本日は、ラットを用いた実験を紹介します。
ジョンズ・ホプキンス大学の精神生物学者である、カート・リクターが行った実験です。
1957年に行われたこの実験は、水温が持久力に及ぼす影響を調べるためのものでした。
ラットすら行動を起こす。人間をや!
この実験は少し残酷です。
リクターと同僚たちは
数十匹のラットをガラス瓶に一匹ずつ入れ、それから瓶を水で満たしました。
瓶の内壁は高く、滑らかで、よじ登ることはできません。
ラットは生き残るために
「溺れるか」「泳ぐか」という選択を迫られる。
このような状況下で、ラットは溺れるまで
どれくらい泳ぎ続けられるかを計りました。
結果は、ラットそれぞれ違っていました。
水温が一定でも、体力が等しいラットが泳いだ時間には、大きな個体差があったのです。
平均して六十時間泳いでから溺れたラットと、ほとんど時をおかず溺死したラットに、はっきり分かれました。
15分ほど泳いでからあっさり諦めるラットもいれば
肉体的な限界まで頑張り通すことを心に決めているようなラットもいたのです。
実験の第二段階
最初の実験で
「これほど大きな個体差が生じたのには、理由があるのでは?」
「ラットによって「信念」が違うのか?」
「何か、苦境から脱せると信じるべき理由をどういう訳か持っていたのでは?」
など、さまざまな疑問が生じました。
そこで、次の実験では
ラットをすぐに溺れさせることはせず
何度つかまえ、その度に逃がすということをした。
これを何度か繰り返し、最後に、先程と同じく、「溺れるか泳ぐか」のテストを行いました。
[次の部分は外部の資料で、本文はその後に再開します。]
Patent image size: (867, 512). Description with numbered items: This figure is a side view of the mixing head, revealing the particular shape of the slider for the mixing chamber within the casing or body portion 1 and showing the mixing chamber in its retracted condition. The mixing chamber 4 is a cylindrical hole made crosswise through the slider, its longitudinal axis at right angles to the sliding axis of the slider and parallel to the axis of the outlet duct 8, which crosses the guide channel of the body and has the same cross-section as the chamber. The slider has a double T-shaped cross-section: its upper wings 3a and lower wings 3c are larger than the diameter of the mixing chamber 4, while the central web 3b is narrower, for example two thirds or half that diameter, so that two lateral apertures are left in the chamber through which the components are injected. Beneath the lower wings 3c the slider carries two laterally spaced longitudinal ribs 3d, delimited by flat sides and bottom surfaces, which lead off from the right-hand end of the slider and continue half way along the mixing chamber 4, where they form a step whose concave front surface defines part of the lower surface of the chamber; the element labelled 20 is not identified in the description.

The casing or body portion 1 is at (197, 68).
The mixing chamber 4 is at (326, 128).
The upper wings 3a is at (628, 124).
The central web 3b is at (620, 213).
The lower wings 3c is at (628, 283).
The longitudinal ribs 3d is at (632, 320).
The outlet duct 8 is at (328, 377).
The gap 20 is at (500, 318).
この時、諦めるそぶりをしたラットは一匹もいませんでした。
ラットたちは、力尽き溺れるまで、ひたすら泳ぎ続け、時間は60時間を超えたそうです。
まとめ
この実験から
ラットに「信念」がある、「根性」がある、「行動力」があると
結論づけることは早計かもしれません。
しかし、この実験から
ラットは、過去の経験から
逆境を自分の力で多少なりとも変えられるということを学び
それを行動に繋げたことは確かです。
彼らは、どんな不愉快な状況でも
抜け出すことができると知っていた。
救助がすぐそこまで来ていることを知っていた。
「経験」とは、こういうもので
「行動」とは、こういうものだと
僕はラットたちから学びました。